NY Times: Boston Bombing Suspects Originally Planned Deadly Fourth of July Attacks

"Of course, family members will take possession of the body."

FILE - This combination of undated file photos shows Tamerlan Tsarnaev, 26, left, and Dzhokhar Tsarnaev, 19. Credit: AP

FILE - This combination of undated file photos shows Tamerlan Tsarnaev, 26, left, and Dzhokhar Tsarnaev, 19. The FBI says the two brothers are the suspects in the Boston Marathon bombing, and are also responsible for killing an MIT police officer, critically injuring a transit officer in a firefight and throwing explosive devices at police during a getaway attempt in a long night of violence that left Tamerlan dead and Dzhokhar captured, late Friday, April 19, 2013.  Credit: AP

The two Boston bombing suspects originally considered suicide attacks and striking on the Fourth of July, two law enforcement sources told the New York Times. The surviving suspect, Dzhokhar Tsarnaev, 19, reportedly told FBI agents about their plans during an interrogation.

He told investigators that ultimately he and his brother, Tamerlan, who was killed in a wild shootout with police, decided to use the pressure-cooker bombs that tore through the Boston Marathon last month.

More from the New York Times:

The brothers finished building the bombs in Tamerlan’s apartment in Cambridge, Mass., faster than they anticipated, and so decided to accelerate their attack to the Boston Marathon on April 15, Patriots’ Day in Massachusetts, from July, according to the account that Dzhokhar provided authorities. They picked the finish line of the marathon after driving around the Boston area looking for alternative sites, according to this account.

In addition, Mr. Tsarnaev has told authorities that he and his brother viewed the Internet sermons of Anwar al-Awlaki, a radical American cleric who moved to Yemen and was killed in September 2011 by an American drone strike. There is no indication that the brothers communicated with Mr. Awlaki before his death.

Mr. Tsarnaev made his admission on April 21, two days after he was captured while hiding in a boat in a nearby backyard, to specially trained F.B.I. agents who had been waiting outside his hospital room for him to regain consciousness.

After he woke up, they questioned him, invoking what is known as the public safety exception to the Miranda Rule, a procedure authorized by a 1984 Supreme Court decision which in certain circumstances allows interrogation after an arrest without notifying a prisoner of the right to remain silent.

Additionally, the Associated Press reports that the body Tamerlan Tsarnaev was claimed on Thursday.

Department of Public Safety spokesman Terrel Harris said a funeral home retained by Tsarnaev's family picked up the 26-year-old's remains.
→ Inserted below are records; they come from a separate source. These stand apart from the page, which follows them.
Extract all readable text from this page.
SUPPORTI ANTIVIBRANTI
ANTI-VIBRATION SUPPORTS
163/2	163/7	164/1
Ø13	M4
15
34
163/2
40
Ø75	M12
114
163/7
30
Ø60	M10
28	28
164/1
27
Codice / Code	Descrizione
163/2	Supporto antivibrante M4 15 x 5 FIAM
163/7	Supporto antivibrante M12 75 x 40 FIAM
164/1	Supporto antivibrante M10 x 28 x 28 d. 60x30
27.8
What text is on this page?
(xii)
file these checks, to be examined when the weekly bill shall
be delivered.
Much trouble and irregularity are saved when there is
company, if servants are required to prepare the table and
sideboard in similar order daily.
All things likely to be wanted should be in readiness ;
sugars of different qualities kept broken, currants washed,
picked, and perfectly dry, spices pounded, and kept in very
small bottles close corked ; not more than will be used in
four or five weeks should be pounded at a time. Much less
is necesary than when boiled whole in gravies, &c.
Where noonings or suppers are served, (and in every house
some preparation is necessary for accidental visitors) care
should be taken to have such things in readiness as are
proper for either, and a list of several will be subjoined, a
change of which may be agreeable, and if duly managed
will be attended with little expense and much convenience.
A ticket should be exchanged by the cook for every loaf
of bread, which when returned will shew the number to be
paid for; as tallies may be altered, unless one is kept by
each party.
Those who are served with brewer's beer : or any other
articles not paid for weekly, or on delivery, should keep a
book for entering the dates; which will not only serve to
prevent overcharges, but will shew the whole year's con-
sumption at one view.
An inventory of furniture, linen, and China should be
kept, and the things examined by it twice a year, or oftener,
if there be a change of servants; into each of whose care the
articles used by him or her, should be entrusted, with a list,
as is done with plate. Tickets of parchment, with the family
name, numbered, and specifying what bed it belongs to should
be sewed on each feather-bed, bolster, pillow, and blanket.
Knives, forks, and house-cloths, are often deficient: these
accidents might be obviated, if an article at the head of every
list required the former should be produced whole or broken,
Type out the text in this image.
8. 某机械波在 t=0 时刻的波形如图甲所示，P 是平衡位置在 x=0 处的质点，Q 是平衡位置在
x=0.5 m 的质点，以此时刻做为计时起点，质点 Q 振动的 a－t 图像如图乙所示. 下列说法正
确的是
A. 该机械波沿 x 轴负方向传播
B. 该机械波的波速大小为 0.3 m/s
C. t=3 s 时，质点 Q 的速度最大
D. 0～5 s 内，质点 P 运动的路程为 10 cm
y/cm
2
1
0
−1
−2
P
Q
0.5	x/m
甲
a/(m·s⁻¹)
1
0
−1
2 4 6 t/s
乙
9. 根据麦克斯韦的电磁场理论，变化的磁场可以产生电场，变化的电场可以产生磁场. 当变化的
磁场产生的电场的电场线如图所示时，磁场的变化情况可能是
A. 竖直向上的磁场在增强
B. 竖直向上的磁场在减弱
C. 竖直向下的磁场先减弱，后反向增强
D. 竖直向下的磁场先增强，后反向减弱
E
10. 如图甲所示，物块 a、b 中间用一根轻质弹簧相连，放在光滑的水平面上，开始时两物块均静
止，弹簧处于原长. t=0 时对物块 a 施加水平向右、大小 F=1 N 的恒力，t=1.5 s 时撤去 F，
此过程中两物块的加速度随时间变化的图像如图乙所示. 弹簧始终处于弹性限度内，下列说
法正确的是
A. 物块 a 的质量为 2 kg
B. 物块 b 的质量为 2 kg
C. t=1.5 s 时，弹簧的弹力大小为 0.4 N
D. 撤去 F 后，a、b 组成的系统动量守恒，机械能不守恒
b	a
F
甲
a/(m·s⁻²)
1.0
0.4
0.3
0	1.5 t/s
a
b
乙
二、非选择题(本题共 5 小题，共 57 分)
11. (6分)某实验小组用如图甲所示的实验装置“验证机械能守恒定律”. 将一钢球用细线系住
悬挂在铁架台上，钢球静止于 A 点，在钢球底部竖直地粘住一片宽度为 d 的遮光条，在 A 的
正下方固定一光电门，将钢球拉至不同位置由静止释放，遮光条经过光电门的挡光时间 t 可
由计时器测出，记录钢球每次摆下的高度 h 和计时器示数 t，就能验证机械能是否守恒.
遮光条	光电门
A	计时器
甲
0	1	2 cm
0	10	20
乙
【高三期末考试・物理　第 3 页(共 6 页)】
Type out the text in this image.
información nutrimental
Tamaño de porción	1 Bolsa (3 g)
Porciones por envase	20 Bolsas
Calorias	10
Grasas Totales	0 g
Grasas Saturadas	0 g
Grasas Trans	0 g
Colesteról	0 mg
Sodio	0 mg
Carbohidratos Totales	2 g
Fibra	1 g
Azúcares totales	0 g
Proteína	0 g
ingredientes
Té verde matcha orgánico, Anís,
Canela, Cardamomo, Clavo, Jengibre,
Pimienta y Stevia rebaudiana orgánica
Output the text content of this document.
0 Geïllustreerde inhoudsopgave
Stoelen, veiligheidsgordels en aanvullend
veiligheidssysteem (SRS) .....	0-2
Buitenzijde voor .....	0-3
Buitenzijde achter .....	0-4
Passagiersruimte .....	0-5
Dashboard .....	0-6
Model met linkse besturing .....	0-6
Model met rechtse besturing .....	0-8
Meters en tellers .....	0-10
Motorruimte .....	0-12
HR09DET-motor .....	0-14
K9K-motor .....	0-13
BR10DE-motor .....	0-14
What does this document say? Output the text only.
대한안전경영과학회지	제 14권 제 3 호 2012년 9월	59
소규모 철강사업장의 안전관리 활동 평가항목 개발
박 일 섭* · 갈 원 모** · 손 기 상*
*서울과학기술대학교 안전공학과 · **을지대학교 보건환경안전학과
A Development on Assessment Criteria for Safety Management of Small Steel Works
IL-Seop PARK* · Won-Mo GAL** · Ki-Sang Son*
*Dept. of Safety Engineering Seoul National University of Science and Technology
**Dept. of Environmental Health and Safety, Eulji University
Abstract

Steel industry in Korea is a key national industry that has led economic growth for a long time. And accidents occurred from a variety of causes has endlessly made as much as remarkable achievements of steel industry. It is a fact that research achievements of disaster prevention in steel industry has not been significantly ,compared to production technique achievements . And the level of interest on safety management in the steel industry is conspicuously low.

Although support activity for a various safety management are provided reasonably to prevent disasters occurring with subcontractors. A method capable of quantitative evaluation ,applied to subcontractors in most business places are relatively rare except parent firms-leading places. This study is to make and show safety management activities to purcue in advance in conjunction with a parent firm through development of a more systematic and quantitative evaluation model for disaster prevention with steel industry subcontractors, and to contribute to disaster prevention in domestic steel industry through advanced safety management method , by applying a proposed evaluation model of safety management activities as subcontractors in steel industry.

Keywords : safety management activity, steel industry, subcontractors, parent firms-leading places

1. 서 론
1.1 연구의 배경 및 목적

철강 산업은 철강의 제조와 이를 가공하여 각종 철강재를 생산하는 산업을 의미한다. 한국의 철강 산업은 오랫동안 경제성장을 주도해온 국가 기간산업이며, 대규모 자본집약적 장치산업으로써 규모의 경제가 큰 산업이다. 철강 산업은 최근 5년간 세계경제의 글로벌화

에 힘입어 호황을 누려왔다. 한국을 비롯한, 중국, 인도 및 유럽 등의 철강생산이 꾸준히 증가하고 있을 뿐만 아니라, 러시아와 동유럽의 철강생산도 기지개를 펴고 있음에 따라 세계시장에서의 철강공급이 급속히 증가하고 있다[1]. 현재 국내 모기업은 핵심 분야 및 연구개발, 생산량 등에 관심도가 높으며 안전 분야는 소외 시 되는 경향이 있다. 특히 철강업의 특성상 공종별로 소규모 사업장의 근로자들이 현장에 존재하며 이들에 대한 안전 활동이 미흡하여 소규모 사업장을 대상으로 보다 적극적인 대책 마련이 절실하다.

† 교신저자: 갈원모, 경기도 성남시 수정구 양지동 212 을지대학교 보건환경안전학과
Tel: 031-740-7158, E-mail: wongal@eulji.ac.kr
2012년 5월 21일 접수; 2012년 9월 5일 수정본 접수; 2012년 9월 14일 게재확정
He had no more information.

The medical examiner determined Tsarnaev's cause of death on Monday, but officials said it wouldn't become public until his remains were released and a death certificate was filed. It was unclear on Thursday evening whether the death certificate had been filed.

Tsarnaev's widow, Katherine Russell, who has been living with her parents in North Kingstown, R.I., learned this week that the medical examiner was ready to release his body and wanted it released to his side of the family, her attorney Amato DeLuca said days ago.

Tsarnaev's uncle Ruslan Tsarni, of Maryland, said Tuesday night the family would take the body.

"Of course, family members will take possession of the body," Tsarni said. "We'll do it. We will do it. A family is a family."